New infant warmers are making a difference in Grand River Hospital’s childbirth program and neonatal intensive care unit.
GRH provides care for more than 4,000 newborns every year. About ten per cent of babies will need support in their first minutes, with one per cent of newborns requiring further life-saving interventions.
The warmers are critical to the hospital’s neonatal resuscitation program. Three new warmers are now in place in the cesarean section operating rooms at the KW Campus.

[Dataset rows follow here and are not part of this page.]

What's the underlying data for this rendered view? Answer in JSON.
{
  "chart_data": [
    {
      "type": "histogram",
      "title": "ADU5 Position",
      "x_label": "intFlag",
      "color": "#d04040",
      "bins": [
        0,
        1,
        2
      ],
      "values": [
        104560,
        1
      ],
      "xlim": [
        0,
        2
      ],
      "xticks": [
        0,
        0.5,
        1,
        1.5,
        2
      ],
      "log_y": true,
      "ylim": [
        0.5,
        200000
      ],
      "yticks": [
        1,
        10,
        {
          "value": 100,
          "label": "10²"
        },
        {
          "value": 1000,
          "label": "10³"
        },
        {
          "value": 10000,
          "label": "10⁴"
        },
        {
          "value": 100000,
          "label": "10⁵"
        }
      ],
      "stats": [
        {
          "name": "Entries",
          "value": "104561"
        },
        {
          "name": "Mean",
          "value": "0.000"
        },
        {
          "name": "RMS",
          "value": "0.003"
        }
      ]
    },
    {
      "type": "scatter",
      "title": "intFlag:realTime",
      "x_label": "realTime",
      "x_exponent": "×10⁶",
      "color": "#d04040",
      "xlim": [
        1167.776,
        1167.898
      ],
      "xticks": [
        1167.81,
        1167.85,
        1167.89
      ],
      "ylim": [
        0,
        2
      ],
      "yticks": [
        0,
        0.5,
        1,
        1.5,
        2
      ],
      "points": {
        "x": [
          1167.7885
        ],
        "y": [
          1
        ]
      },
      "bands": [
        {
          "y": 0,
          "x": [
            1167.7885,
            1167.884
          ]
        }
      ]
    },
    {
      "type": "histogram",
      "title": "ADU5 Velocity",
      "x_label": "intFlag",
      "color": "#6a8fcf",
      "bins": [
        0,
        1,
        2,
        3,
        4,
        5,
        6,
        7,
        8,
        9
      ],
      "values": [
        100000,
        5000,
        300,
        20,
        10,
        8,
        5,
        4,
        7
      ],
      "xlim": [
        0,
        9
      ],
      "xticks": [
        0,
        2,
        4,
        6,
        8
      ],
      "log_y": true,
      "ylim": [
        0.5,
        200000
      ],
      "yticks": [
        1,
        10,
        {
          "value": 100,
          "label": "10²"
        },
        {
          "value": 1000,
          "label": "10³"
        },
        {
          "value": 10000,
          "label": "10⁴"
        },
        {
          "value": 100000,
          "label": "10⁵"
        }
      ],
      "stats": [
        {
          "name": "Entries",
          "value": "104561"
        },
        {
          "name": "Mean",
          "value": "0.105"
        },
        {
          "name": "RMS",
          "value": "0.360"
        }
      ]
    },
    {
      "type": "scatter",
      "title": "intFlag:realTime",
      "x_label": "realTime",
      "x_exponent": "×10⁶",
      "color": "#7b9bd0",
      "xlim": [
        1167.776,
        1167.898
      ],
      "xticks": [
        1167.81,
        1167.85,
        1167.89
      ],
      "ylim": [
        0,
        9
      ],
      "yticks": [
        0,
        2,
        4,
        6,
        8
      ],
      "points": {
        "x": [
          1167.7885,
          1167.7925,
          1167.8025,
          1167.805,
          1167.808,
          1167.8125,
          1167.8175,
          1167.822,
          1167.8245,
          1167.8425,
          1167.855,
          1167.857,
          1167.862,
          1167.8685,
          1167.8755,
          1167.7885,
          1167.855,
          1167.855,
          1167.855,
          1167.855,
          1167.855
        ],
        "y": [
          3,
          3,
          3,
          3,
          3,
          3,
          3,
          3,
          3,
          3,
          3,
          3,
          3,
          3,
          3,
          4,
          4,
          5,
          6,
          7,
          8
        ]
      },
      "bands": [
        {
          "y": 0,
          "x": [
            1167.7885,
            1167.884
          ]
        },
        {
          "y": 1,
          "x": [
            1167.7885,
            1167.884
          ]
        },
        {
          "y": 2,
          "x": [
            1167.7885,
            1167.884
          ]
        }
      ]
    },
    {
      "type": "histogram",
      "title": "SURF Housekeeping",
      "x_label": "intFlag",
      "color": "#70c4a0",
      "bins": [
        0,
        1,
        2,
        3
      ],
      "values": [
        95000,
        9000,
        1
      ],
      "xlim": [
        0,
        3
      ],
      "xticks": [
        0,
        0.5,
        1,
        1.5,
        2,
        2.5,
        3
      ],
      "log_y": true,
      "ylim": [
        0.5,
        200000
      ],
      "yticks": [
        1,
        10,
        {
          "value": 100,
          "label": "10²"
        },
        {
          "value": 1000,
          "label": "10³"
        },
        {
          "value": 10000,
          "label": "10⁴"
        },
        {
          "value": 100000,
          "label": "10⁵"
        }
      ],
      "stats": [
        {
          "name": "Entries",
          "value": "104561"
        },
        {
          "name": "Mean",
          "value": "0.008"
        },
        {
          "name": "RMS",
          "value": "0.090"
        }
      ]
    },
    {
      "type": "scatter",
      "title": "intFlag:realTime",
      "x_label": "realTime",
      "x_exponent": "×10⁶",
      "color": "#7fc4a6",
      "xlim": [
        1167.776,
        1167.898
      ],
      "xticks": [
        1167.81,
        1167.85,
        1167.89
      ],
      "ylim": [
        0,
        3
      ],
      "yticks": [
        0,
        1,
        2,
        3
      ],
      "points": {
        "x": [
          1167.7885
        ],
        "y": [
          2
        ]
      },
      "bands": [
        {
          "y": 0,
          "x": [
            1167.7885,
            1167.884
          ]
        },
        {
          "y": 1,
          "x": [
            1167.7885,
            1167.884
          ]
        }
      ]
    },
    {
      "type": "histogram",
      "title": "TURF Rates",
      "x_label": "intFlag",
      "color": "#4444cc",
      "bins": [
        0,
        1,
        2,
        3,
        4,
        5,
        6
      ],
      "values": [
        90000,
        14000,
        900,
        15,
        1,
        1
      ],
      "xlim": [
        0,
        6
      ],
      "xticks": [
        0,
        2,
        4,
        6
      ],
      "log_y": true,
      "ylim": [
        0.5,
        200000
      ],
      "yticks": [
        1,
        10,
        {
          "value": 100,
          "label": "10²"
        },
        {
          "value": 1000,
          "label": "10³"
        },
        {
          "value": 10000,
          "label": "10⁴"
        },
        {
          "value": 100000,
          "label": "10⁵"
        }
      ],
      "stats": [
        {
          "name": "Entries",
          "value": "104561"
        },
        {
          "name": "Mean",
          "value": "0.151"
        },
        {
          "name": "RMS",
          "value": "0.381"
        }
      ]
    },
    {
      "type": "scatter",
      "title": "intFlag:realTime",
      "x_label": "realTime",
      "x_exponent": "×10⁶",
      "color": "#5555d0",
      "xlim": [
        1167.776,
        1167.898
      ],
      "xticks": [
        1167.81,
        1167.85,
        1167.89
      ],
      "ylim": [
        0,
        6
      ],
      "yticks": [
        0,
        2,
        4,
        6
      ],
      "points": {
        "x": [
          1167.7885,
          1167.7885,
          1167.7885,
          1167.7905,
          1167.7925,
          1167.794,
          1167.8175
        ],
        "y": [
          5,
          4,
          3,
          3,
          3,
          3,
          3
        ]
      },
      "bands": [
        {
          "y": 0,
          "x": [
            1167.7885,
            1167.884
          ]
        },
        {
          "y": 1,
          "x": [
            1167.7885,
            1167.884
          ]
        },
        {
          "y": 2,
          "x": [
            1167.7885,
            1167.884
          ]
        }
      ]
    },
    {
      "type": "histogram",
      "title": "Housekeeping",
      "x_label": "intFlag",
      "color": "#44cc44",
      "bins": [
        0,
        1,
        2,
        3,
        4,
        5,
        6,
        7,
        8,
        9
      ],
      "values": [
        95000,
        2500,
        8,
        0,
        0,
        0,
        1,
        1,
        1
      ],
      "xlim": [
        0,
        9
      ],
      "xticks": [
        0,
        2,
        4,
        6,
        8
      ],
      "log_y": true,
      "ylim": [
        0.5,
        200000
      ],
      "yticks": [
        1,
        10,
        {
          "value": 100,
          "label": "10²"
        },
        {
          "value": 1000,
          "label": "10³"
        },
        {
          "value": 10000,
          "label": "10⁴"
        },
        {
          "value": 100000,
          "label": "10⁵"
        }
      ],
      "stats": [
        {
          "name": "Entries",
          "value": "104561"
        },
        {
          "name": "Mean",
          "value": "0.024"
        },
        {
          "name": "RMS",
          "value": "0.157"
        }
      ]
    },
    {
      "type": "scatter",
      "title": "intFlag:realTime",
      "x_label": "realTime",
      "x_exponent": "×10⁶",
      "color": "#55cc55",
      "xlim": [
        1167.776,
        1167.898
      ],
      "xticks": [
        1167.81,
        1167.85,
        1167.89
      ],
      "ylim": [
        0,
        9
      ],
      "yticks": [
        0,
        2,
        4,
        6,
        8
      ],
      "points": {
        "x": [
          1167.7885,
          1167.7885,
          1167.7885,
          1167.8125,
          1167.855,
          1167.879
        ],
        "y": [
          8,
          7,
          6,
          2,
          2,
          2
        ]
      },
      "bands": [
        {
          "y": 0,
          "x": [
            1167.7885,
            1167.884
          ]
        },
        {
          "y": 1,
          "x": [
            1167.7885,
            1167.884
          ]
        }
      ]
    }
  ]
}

“The new monitors bundle a number of instruments we need to care for babies who may be unstable and need life-saving care,” said Sheri Douglas, a clinical nurse specialist in GRH’s childbirth program and neonatal intensive care unit. “Babies and their care providers are all benefiting from this new equipment.”
The warmers replace previous warmers that were 25 years old. The new warmers:
- Have resuscitation equipment and a cardiac monitor built right into the warmer rather than in separate devices;
- Can transport a potentially-unstable baby to NICU. Previously, a baby would have to be moved from a warmer to a transporter;
- Can weigh the baby in preheated comfort. Babies born by c-section before were weighed on a separate scale in the past, which was cold and took longer to provide information to care providers to determine medication dosing; and
- Can be raised and or lowered, providing better positioning and improved body mechanics for health care professionals
“One of the big benefits for babies is that by using the new warmers, we’re handling them less frequently. As GRH cares for babies at as early as 32 weeks of gestation, they’re very small and fragile. We want to take every step to keep them safe,” added Sheri.
The warmers were funded from GRH’s capital budget.